Szerokim echem odbiła się ostatnia decyzja Rady stołecznego samorządu, gdzie rej wodzi liberalno-konserwatywna większość, z 29 kwietnia, kiedy to w trybie przyśpieszonym zdecydowano, że od nowego roku szkolnego Gimnazjum im. A. Mickiewicza w Wilnie nie będzie kompletowało klas 5.

– Nie wiadomo dlaczego decyzja została podjęta z takim pośpiechem, chociaż nie było ku temu żadnych powodów. Tym bardziej, że nie były te kwestie omówione podczas posiedzenia komitetu ds. oświaty. Naruszony został proces pracy Rady – w rozmowie z „Tygodnikiem” powiedziała radna z ramienia AWPL Edyta Tamošiunaite. Dodała też, że proces niekompletowania klas 5. powinien się rozpocząć od zmiany założeń ustalających teren, z którego uczniowie mogą uczestniczyć do danej placówki.

W minionym tygodniu ubiegające się o status tzw. „długiego gimnazjum” szkoły im. J. Lelewela i Wł. Syrokomli wizytowała komisja z Ministerstwa Oświaty i Nauki Litwy, która zdecyduje, czy placówki te mogą przystąpić do akredytacji. Szkoła Średnia im. J. Lelewela chce realizować program kształcenia specjalistycznego o kierunku inżynieryjnym, natomiast „Syrokomlówka” – program oparty na wartościach chrześcijańskich.
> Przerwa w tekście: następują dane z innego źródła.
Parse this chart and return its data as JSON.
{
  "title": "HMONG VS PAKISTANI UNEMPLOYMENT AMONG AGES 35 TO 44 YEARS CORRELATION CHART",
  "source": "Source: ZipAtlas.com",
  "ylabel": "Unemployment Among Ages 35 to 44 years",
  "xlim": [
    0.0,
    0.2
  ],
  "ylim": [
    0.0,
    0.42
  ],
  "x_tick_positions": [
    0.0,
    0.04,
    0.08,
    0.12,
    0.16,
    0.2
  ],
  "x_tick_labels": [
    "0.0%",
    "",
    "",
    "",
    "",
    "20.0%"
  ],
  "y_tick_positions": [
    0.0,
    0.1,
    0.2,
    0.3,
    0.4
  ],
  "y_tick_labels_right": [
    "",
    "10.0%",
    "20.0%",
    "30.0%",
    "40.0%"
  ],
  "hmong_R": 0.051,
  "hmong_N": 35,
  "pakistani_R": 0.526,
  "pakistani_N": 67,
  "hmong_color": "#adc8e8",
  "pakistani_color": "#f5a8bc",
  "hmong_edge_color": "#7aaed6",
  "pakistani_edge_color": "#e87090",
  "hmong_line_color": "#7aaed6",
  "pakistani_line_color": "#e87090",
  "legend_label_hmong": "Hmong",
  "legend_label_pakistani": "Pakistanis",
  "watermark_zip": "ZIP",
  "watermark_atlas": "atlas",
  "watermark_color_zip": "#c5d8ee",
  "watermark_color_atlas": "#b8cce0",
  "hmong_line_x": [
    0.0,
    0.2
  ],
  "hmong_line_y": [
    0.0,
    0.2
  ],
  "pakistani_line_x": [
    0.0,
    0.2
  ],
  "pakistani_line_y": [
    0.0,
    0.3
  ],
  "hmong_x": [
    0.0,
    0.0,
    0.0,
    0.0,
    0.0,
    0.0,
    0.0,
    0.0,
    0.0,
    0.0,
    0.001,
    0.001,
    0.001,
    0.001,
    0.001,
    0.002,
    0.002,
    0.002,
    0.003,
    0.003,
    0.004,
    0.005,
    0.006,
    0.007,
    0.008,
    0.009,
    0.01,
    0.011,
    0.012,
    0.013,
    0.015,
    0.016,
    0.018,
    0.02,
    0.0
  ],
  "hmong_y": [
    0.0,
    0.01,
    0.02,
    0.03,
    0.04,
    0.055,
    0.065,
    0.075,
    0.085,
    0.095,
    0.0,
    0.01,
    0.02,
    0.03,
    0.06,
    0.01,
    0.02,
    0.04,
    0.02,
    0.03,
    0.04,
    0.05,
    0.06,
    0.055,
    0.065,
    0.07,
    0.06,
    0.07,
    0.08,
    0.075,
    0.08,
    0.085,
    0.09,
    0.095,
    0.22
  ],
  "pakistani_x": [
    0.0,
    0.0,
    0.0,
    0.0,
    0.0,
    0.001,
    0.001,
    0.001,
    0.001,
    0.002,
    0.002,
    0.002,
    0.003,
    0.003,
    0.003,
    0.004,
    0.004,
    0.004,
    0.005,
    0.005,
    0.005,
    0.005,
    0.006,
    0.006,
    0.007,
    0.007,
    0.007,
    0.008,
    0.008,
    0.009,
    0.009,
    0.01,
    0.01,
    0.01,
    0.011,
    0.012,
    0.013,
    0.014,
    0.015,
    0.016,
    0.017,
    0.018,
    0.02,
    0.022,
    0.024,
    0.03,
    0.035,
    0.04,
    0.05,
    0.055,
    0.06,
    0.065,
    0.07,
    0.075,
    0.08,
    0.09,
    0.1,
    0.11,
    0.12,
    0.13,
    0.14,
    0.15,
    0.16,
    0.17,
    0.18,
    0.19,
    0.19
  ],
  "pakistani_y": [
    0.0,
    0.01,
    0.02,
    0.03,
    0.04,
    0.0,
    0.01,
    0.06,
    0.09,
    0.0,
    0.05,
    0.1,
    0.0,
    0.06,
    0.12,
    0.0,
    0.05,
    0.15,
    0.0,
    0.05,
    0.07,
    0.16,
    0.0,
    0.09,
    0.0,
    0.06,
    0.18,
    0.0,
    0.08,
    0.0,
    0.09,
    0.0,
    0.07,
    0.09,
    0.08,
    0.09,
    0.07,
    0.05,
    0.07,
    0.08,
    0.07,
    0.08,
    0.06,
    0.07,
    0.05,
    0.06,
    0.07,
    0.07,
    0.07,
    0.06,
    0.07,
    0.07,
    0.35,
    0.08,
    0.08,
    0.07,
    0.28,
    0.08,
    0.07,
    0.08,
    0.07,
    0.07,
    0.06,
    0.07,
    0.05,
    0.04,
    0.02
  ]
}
Zdaniem Tamošiunaite, kwestia szkoły im. Syrokomli – to gra na zwłokę, gdyż szkoła pomyślnie zaliczyła akredytację i nie powinno się jej odmawiać statusu tzw. „gimnazjum długiego”. Ministerstwo sugeruje, że szkoła, ubiegająca się o zatwierdzenie programu nauczania opartego o wartości chrześcijańskie powinna mieć dwóch założycieli. Jednak takie wymogi musi spełniać placówka, ubiegająca się o status gimnazjum katolickiego, a nie gimnazjum, którego program ma być oparty na wartościach chrześcijańskich.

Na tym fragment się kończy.